Von dieser Regel gibt es gravierende Ausnahmen für zwei Gruppen bevorrechtigter Gläubiger, die bereits vor dem Verfahren so genannte insolvenzfeste Rechte ergattert haben.
Praktisch ohne Wert sind dagegen die Forderungen der nachrangigen Gläubiger, die Zinsforderungen nach Eröffnung des Verfahrens, Kosten- oder Rückerstattungsforderungen für eigenkapitalersetzende Gesellschafterdarlehen haben.

Bevorrechtigte Gläubiger
Haben Gläubiger in ihrem Eigentum stehende Sachen dem Schuldner überlassen, z.B. durch Miete, Leasing, Leihe oder Waren an ihn unter Eigentumsvorbehalt geliefert, können sie deren Herausgabe fordern. Sie haben ein so genanntes Aussonderungsrecht. Der Verwalter hat bezüglich dieser Gegenstände kein Verwertungsrecht. Die Aussonderungsberechtigten werden daher auch nicht als Insolvenzgläubiger behandelt. Sie haben es im Fall einer Insolvenz am besten.
Eine sehr günstige Position wird im Verfahren auch den Insolvenzgläubigern eingeräumt, die zum Kreis der Absonderungsberechtigten gehören. Dazu gehören Gläubiger, denen ein Grundpfandrecht (Grundschuld, Hypothek), Sicherungseigentum, ein erweiterter oder verlängerter Eigentumsvorbehalt oder ein Pfandrecht (z.B. Vermieterpfandrecht) eingeräumt oder Forderungen zur Sicherheit abgetreten wurden. Sie können die Verwertung der betreffenden Gegenstände oder Forderungen verlangen und müssen dafür lediglich einen Verwaltungskostenbeitrag von 9Prozent vom Erlös an die Masse entrichten.
Die Rechte dieser bevorrechtigten Gläubiger schmälern naturgemäß die Masse erheblich.

Insolvenzforderung
Die Forderung eines Insolvenzgläubigers wird zu einer Insolvenzforderung, wenn er sie in der vorgeschriebenen Form beim Insolvenzverwalter anmeldet.

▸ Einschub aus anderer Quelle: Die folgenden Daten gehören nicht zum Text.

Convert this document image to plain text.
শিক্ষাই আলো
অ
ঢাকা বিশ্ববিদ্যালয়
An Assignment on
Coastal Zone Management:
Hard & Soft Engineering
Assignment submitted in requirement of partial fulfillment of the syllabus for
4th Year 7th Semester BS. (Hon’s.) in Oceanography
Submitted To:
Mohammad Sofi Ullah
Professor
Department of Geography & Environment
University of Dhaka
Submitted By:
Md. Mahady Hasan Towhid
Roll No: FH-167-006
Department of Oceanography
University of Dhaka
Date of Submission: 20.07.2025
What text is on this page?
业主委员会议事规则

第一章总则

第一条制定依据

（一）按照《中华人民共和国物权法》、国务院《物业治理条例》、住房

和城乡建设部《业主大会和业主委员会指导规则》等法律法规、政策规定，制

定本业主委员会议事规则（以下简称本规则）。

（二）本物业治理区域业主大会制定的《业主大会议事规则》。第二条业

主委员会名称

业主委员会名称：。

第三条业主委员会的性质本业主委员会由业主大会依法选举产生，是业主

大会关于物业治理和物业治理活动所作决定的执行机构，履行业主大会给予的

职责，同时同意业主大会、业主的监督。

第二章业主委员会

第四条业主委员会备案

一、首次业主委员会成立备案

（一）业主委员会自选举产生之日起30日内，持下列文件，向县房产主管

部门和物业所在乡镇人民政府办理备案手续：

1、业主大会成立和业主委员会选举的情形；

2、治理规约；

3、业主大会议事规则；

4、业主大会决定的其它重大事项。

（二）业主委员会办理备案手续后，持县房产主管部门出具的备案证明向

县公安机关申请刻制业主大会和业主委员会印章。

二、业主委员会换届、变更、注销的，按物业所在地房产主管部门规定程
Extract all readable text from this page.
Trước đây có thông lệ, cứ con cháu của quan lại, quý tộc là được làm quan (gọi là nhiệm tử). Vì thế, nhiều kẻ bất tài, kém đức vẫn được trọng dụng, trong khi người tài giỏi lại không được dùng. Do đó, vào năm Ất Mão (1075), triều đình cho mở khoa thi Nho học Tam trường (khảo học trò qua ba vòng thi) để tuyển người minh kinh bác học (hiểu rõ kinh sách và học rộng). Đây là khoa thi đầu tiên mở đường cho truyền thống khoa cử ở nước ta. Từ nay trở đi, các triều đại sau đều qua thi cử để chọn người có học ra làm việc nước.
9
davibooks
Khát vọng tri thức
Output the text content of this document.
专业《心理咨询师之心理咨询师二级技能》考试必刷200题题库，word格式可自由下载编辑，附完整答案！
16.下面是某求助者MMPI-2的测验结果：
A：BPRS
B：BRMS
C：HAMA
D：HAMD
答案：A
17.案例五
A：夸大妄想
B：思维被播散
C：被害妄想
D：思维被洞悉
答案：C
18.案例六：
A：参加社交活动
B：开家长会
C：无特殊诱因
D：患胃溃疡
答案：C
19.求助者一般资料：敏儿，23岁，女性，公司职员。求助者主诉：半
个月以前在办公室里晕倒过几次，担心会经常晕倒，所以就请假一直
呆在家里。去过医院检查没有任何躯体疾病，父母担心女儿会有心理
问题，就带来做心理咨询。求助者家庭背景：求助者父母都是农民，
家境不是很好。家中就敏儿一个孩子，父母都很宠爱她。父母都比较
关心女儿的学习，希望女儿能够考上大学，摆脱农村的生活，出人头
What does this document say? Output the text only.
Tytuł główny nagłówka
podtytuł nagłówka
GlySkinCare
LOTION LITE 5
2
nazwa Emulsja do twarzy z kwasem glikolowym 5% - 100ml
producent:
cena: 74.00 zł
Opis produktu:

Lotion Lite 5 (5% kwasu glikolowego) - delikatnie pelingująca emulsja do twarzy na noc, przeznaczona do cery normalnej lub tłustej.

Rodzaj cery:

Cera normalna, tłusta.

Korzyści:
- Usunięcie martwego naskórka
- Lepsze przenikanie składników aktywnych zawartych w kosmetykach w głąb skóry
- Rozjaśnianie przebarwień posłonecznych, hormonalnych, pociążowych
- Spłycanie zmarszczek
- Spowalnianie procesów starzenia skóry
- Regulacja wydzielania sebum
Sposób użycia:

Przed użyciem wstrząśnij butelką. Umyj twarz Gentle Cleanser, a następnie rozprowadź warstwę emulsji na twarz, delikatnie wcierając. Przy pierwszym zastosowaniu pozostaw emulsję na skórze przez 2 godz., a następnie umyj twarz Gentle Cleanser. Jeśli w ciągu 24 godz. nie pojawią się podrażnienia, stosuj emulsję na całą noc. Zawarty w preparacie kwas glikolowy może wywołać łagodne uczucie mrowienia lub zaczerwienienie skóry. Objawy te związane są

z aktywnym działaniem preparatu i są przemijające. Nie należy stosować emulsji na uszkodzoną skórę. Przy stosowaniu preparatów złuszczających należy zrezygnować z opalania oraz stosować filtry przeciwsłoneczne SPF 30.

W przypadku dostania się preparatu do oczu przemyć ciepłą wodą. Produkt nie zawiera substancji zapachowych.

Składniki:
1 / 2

Sie bleibt zunächst auch Insolvenzforderung, wenn der Insolvenzverwalter ihre Begründetheit vorläufig bestreitet.
Um eine Gesamtübersicht über die Forderungen der Gläubiger zu erhalten, werden noch nicht fällige Forderungen als fällig behandelt, Nichtgeldforderungen auf bestimmte Geldbeträge umgerechnet, ausländische Währungen nach Kurswert umgerechnet, Ratenzahlungen zusammengezogen, wiederkehrende Leistungen geschätzt usw.
Die Insolvenzforderung verschafft dem Gläubiger dann in der Gläubigerversammlung bestimmte Mitwirkungsrechte.

(Insolvenz)Masse
Als Masse wird das gesamte Vermögen des Schuldners verstanden, das ihm zum Zeitpunkt der Eröffnung des Verfahrens gehört, einschließlich des ausländischen Vermögens und das er während des Verfahrens erlangt, z.B. aus laufenden Arbeitseinkünften, durch Erbschaft oder Schenkung. Nicht zur Masse gehört das unpfändbare Einkommen und die unpfändbaren Gegenstände des Schuldners. Deckt die Masse nicht einmal die Kosten des Verfahrens und die Masseverbindlichkeiten der Massegläubiger, wird die Eröffnung oder die weitere Durchführung eines Insolvenzverfahrens mangels Masse abgelehnt.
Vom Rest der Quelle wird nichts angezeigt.